En ‘Sexo fácil, películas tristes’ cuentas dos historias: una real y otra de ficción, ¿cómo estructuraste esa mezcla cuando empezaste a escribir el guión?

En general, por una cuestión práctica, cuando escribo por encargo, por llamarlo de alguna forma, escribo de una forma bastante ordenada. Es decir, escribo una sinopsis, un tratamiento y luego lo dialogo, pero en este caso no. En este caso lo que iba teniendo eran escenas, más o menos sueltas, y lo que me pasaba con estas escenas era que algunas ocurrían en España y otras en Argentina y no terminaba de entender por qué. Era bastante caótico el tema, incluso escribí muchas escenas que no están en la película pero que formaron parte en un principio. Creo que por mi propia profesión de guionista me salió esa idea sobre la confusión en la que vivimos, entre la ficción y la realidad. Todos vivimos muy familiarizados con la ficción y cómo las comedias románticas, por decir un género pero podría ser cualquier otro, nos marcaron en nuestra forma de establecer las relaciones románticas. Y como me daba cuenta que todo lo que pasaba en las películas no ocurría en mi vida. De ahí surge esa contradicción y por qué no ponerla en escena.

En cuanto a la forma, con el tiempo me di cuenta que escribiendo en argentino y en español, por decirlo de alguna forma, había una cuestión rítmica que es distinta en los diálogos. No lo sabría explicar bien pero siento que son como dos lenguajes distintos aunque tengan palabras muy parecidas. Lo que me salía era que los personajes de la ficción hablaran más porque el protagonista de esa realidad prácticamente no se comunica. Es un gran observador y espectador y te habla a través de todos sus otros personajes. Esa quizá fue la diferencia más grande a la hora de dialogar.

En el cuestionario que hiciste hace unos meses para Bloguionistas dijiste que a veces escribías con escaleta y otras no.

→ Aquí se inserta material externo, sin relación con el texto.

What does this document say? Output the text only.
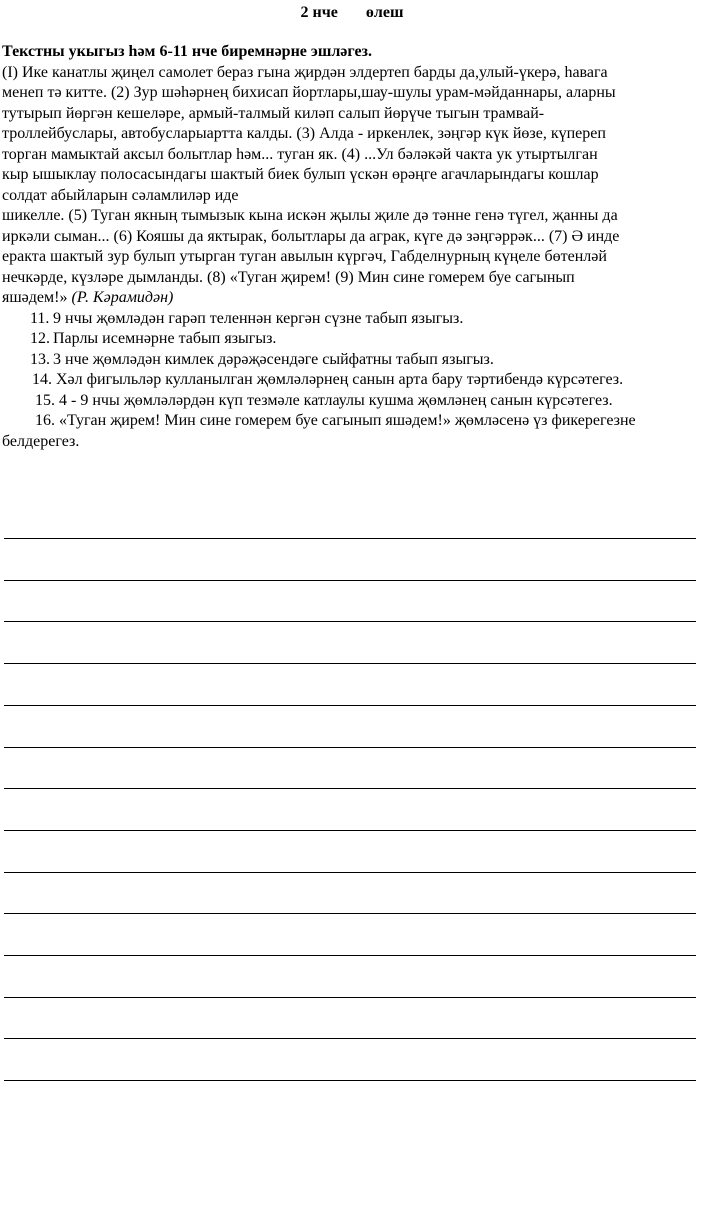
2 нче өлеш
Текстны укыгыз һәм 6-11 нче биремнәрне эшләгез.

(I) Ике канатлы җиңел самолет бераз гына җирдән элдертеп барды да,улый-үкерә, һавага

менеп тә китте. (2) Зур шәһәрнең бихисап йортлары,шау-шулы урам-мәйданнары, аларны

тутырып йөргән кешеләре, армый-талмый киләп салып йөрүче тыгын трамвай-

троллейбуслары, автобусларыартта калды. (3) Алда - иркенлек, зәңгәр күк йөзе, күпереп

торган мамыктай аксыл болытлар һәм... туган як. (4) ...Ул бәләкәй чакта ук утыртылган

кыр ышыклау полосасындагы шактый биек булып үскән өрәңге агачларындагы кошлар

солдат абыйларын сәламлиләр иде

шикелле. (5) Туган якның тымызык кына искән җылы җиле дә тәнне генә түгел, җанны да

иркәли сыман... (6) Кояшы да яктырак, болытлары да аграк, күге дә зәңгәррәк... (7) Ә инде

еракта шактый зур булып утырган туган авылын күргәч, Габделнурның күңеле бөтенләй

нечкәрде, күзләре дымланды. (8) «Туган җирем! (9) Мин сине гомерем буе сагынып

яшәдем!» (Р. Кәрамидән)

11. 9 нчы җөмләдән гарәп теленнән кергән сүзне табып языгыз.

12. Парлы исемнәрне табып языгыз.

13. 3 нче җөмләдән кимлек дәрәҗәсендәге сыйфатны табып языгыз.

14. Хәл фигыльләр кулланылган җөмләләрнең санын арта бару тәртибендә күрсәтегез.

15. 4 - 9 нчы җөмләләрдән күп тезмәле катлаулы кушма җөмләнең санын күрсәтегез.

16. «Туган җирем! Мин сине гомерем буе сагынып яшәдем!» җөмләсенә үз фикерегезне белдерегез.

Esta vez ha sido de las que no, ¿verdad?

No he hecho, pero al final acabé escalentando casi de golpe. Escribía diez páginas y pensaba en cómo seguir y ahí me hacía guías y planes para saber qué es lo que pasaba. Ahí es cuando escaletaba. Pero lo que yo entiendo por escaletar, por eso respondí a veces en el test, no lo he hecho. Era como entrar y salir. Escribo una escena que me apetece, salgo un rato, la estructuro y luego vuelvo a entrar. La cuestión es que en las siguientes reescrituras pasé por un par de laboratorios de guión que me sirvieron mucho para mejorar la película. Pasé por uno que organiza el festival de Sundance en Oxaca (México) y por otro que lo recomiendo mucho: lo organiza el Programa Media “éQuinoxe Germany” y lo hacen en Noruega o en Alemania. Allí estuve con el guionista de ‘Drácula, James V. Hart, que es un genio total, y también estuve con el guionista de varias películas de Warren Beatty. Es decir, tipos con una experiencia genial y que es muy bueno que lean tu guión y se pongan a pensarlo contigo. Sobre todo para volverlo a estructurar.

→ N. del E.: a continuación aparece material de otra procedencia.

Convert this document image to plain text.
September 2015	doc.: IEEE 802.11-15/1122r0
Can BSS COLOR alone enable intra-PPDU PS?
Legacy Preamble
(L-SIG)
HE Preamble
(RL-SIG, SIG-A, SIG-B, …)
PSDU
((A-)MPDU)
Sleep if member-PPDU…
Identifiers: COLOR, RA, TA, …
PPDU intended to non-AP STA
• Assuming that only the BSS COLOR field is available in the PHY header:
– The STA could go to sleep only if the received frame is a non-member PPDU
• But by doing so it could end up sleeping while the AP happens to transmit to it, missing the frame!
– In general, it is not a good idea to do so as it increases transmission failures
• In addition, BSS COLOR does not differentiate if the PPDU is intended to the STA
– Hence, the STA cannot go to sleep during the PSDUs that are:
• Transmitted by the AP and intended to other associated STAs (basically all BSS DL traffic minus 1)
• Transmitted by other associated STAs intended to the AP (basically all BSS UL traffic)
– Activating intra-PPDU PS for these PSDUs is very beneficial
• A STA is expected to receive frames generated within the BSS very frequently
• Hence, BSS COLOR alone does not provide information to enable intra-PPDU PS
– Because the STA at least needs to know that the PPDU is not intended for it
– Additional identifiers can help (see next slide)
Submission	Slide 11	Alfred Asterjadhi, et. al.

¿Es ese proceso que comentas es más caótico que el convencional?

No sé si más caótico pero sí que sé que me fui desprendiendo, a medida que pasaba el tiempo, de algo más intelectual que tenía el guión para acercarme a algo más sentimental. Fui dejando la cabeza, que era lo más tentador, sobre todo como guionista, y me di cuenta que lo que me interesaba era que esos personajes de ficción, aunque se muevan dentro de un género como la comedia romántica, fueran interesantes. Porque es media película. Si hubiera estado todo el tiempo desnudando el artificio hubiese sido una película muy cerebral y no me interesaba hacer eso. Creo que eso fue lo que más se fue suavizando aunque tampoco cambiaron tanto las versiones. Sí que había versiones en las que los personajes le hablaban al autor, ese tipo de cosas como más de Charlie Kauffman pero a mí me interesaba algo más sentimental, aunque creo que el riesgo es mayor.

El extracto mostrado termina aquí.